When you raise your foot and take a first step, you don’t have to think “right, then left, then right.” Neural circuits in your brainstem give a general command to start the movement, and circuits in your spinal cord translate that command into a precise motor pattern.  Understanding the patterns of activity that allow us to move from place to place can unveil fundamental principles of how our nervous systems generate behavior and lead to treatment for human movement disorders.

On Friday, April 14, neuroscientist Ole Kiehn will give a seminar entitled: “Brainstem circuits controlling locomotion in the healthy and diseased brain.” The talk, at 12:30 p.m. in G10 Biotechnology, is free and open to the public. 

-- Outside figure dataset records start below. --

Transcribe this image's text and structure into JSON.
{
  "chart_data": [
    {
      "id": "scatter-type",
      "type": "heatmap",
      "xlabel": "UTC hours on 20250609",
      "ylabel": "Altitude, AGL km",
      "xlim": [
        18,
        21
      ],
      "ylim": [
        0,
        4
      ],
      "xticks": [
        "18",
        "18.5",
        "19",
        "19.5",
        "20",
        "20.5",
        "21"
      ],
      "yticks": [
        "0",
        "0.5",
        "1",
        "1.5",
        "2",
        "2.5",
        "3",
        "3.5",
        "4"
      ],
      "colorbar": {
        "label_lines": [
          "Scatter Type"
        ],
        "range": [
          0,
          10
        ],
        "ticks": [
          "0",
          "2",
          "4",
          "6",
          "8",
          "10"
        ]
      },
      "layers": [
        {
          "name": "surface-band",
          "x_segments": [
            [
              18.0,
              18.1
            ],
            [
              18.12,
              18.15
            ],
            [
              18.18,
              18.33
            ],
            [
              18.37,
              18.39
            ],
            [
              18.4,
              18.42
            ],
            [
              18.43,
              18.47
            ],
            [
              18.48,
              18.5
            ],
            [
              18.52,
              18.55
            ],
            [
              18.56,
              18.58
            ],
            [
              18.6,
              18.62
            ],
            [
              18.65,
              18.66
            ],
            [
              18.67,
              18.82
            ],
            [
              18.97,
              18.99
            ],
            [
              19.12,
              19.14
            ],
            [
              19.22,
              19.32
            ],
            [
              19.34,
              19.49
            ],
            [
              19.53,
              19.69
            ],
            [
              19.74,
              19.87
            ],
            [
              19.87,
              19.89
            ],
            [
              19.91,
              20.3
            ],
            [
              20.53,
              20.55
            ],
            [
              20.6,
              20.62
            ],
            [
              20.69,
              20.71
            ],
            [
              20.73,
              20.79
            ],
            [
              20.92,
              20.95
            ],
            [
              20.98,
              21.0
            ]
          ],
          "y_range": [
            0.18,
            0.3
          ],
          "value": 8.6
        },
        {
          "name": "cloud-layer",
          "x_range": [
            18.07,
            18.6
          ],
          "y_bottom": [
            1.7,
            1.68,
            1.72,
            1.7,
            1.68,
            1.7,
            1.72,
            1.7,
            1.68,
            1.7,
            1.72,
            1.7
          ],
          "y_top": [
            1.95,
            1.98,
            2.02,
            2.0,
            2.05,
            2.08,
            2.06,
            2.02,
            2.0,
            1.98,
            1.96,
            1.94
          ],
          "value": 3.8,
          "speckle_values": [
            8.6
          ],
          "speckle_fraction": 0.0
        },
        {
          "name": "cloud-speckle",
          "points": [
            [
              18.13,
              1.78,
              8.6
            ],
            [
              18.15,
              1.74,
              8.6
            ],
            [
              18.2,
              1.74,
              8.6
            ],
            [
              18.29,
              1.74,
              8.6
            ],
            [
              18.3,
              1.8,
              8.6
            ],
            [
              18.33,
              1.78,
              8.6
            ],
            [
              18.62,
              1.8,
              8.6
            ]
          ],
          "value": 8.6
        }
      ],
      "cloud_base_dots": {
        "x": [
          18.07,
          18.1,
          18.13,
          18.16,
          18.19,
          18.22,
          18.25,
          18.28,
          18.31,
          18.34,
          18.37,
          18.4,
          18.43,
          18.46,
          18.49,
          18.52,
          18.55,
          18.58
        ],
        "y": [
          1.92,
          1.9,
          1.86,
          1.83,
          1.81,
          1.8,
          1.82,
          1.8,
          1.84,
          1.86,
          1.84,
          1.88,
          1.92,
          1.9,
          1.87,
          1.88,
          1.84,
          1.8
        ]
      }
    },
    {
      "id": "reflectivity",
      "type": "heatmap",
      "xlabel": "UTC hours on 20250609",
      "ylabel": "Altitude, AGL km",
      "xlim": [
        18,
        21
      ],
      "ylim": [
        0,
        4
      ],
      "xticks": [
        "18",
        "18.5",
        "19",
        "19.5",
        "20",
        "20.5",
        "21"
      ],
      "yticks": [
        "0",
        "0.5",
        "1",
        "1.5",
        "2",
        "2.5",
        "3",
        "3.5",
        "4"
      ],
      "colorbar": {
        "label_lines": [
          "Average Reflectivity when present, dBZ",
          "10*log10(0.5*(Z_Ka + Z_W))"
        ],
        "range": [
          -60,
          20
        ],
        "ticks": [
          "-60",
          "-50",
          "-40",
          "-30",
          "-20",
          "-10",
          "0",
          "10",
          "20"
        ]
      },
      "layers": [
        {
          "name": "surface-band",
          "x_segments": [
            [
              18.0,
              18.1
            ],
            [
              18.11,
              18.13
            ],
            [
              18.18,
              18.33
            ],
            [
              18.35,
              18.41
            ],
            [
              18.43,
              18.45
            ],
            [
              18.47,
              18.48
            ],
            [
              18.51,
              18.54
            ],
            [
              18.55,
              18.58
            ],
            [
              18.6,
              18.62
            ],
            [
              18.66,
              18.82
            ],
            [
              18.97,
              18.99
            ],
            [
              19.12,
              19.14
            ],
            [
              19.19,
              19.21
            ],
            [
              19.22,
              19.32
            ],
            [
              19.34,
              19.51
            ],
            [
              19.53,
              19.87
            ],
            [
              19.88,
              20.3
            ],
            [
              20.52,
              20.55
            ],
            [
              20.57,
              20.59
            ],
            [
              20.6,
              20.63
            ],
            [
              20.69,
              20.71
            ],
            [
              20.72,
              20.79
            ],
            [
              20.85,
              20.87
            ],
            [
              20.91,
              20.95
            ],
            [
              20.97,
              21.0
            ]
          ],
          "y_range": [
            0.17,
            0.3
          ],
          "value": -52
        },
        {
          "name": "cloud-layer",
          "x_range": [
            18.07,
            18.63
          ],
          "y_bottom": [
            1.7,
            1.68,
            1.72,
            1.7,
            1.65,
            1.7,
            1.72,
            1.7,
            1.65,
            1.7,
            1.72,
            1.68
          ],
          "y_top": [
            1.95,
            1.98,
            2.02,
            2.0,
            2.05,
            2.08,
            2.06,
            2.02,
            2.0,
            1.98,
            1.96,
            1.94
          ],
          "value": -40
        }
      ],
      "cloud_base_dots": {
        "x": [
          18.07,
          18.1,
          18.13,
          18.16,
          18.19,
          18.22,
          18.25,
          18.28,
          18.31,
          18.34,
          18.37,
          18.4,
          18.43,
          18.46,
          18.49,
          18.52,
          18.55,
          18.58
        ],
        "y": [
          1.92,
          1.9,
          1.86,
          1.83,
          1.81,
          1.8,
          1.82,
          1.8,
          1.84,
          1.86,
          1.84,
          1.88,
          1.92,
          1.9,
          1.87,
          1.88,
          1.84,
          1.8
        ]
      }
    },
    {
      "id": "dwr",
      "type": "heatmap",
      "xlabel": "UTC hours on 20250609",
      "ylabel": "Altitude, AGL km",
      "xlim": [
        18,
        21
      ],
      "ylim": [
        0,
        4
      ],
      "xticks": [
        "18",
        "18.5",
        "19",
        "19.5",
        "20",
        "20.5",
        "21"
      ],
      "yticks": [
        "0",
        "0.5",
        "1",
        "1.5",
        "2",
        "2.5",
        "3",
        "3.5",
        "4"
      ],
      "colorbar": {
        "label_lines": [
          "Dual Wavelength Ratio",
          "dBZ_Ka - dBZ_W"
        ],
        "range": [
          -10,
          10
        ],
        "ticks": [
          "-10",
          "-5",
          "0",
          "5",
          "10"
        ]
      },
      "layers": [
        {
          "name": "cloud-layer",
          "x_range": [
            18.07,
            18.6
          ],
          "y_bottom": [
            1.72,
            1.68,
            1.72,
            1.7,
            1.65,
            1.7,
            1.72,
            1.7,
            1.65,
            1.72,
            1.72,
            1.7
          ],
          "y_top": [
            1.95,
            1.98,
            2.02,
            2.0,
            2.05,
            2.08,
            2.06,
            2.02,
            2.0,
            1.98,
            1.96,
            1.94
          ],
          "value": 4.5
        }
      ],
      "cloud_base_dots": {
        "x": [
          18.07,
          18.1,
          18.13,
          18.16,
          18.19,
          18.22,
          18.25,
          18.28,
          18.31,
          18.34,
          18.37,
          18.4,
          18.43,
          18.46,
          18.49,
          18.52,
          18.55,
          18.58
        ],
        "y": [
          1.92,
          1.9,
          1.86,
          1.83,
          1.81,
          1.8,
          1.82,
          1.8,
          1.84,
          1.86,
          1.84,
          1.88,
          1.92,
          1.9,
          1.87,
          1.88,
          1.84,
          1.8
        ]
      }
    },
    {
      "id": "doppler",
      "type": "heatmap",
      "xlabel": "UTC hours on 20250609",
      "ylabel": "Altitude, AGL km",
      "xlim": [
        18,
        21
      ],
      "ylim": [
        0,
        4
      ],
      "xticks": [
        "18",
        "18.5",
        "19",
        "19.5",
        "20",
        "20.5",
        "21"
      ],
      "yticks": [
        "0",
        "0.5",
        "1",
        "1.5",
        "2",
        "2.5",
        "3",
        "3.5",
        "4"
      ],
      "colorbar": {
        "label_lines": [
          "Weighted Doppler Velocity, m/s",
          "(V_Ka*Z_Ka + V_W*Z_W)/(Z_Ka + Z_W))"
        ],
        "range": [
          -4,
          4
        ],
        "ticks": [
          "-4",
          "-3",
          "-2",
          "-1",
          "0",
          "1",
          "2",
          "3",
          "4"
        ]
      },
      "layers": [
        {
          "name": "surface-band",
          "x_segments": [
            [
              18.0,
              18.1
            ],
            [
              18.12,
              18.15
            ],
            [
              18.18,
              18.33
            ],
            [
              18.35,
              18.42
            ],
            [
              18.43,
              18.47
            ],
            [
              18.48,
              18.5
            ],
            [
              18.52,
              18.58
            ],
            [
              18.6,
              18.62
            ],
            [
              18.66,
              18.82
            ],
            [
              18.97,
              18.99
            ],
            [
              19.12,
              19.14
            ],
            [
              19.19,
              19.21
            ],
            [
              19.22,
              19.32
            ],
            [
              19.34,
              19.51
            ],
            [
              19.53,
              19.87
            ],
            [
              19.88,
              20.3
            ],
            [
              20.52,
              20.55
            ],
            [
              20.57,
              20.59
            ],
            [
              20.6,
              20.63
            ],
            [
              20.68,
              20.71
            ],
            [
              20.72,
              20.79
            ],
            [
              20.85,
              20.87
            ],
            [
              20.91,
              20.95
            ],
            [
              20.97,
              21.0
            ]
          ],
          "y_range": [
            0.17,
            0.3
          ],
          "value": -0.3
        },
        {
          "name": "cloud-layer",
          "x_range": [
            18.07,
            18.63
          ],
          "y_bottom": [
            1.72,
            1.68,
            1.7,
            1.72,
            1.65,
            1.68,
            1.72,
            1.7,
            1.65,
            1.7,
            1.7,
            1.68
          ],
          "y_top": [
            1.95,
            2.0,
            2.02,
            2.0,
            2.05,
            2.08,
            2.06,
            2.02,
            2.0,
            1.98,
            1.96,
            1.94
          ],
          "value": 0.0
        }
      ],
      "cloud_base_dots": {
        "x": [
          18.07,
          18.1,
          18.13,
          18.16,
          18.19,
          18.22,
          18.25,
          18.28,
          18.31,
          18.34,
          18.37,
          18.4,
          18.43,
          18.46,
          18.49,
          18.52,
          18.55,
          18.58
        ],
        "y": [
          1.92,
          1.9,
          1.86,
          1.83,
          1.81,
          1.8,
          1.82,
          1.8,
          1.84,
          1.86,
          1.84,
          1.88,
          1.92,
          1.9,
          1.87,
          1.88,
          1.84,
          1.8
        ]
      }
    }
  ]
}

Kiehn, a professor in the Department of Neuroscience at the University of Copenhagen, Denmark, is a recipient of the 2022 Brain Prize. The world’s largest brain research prize, it is awarded each year to individuals who have made an outstanding contribution to neuroscience.  
Formerly a postdoctoral researcher at Cornell, Kiehn has spent his career exploring the neuronal networks in the mammalian brainstem and spinal cord that underlie locomotion.  His lab uses novel electrophysiological and molecular techniques to explore how the intrinsic properties, connections, and timing of neurons in these circuits interact to select and produce context-dependent locomotor behavior. 

“Brainstem circuits controlling locomotion in the healthy and diseased brain” is presented by the Department of Neurobiology and Behavior in the Colleges of Arts and Sciences and Agriculture and Life Sciences.